The violinist Lydia Mordkovitch has died

Gramophone
Wednesday, December 10, 2014

Born April 30, 1944; died December 9, 2014

Lydia Mordkovitch (photo Chandos)
Lydia Mordkovitch (photo Chandos)

Lydia Mordkovitch, who won a Gramophone Award in 1990 for her Chandos recording of the two Shostakovich violin concertos (‘Mordkovitch even outshines thee work's dedicatee and first interpreter, David Oistrakh, in the dark reflectiveness of her playing, wrote Edward Greenfield), has died aged 70.

Born in Saratov, USSR, she moved to Odessa where she studied at the Stolyarsky School of Music and then transferred to Moscow where she became a student of David Oistrakh at the city’s Conservatory. In an interview with Gramophone in December 1991, Mordkovitch recalled hearing Shostakovich’s Violin Sonata for the first time. ‘I think that the Violin Sonata is one of the greatest works for violin written in our century and it also has special significance for me because I was present when it was born. David played it for the first time in our classroom, with the composer Mikhail Vajnberg, who was a fantastic pianist, and he gave the first public performance in the Union of Composers, again with Vajnberg a couple of weeks later. The hall was full – people were standing and sitting on the steps – and the sonata made an incredible impression on everybody. Shostakovich himself was visibly moved by the performance and during the short speech he made at the end, he cried like a child.’

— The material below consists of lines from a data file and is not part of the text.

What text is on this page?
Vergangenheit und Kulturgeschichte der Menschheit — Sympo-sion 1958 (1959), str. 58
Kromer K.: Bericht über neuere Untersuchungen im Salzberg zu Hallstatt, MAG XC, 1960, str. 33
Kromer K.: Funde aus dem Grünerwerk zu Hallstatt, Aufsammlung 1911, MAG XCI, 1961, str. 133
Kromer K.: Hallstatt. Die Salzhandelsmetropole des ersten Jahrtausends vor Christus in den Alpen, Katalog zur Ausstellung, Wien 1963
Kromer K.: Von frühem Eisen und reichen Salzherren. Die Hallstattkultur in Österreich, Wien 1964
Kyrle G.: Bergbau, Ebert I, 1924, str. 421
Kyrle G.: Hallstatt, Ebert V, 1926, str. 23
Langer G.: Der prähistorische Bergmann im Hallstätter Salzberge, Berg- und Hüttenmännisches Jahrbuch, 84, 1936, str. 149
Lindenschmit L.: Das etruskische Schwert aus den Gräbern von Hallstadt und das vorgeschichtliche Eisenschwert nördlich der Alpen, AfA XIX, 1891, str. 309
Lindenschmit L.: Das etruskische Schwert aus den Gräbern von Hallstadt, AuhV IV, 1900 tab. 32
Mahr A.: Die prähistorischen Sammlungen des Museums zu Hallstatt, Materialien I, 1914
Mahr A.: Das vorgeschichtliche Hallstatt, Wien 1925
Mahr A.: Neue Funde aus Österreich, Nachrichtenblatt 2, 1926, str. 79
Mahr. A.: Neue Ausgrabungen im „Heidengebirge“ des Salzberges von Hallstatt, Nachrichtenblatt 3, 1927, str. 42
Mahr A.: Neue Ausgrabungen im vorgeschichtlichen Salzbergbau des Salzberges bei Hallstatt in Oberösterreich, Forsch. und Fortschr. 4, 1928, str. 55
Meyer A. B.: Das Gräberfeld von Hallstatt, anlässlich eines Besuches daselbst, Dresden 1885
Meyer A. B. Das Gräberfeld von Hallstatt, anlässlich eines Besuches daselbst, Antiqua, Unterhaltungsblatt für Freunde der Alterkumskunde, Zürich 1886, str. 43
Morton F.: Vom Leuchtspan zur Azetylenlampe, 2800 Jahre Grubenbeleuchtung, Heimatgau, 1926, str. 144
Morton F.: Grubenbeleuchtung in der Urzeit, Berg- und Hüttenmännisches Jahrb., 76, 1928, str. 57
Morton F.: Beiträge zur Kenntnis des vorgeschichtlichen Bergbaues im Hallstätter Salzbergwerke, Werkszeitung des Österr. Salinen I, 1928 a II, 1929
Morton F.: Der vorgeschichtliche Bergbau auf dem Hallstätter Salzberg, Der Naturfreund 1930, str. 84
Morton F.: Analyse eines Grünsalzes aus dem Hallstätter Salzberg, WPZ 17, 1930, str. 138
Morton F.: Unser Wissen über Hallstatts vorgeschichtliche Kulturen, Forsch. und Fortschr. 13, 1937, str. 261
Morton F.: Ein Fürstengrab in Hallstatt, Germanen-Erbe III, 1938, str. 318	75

In 1967 she won the National Young Musicians Competition in Kiev and the Marguerite Long-Jacques Thibaud Competition in 1969. She moved to Israel where she taught at the Israeli Academy of Music and then, in 1980, she came to the UK and settled here. She made her US debut with Solti and the Chicago Symphony. From 1995, she was a professor at the Royal Academy of Music. 

She signed a contract with Chandos in 1980 and released a stream of concerto and solo discs to invariably great acclaim, her repertoire expanding for its original Russian focus to embrace works of the British repertoire by Bax, Alwyn, Howells Bliss and many others.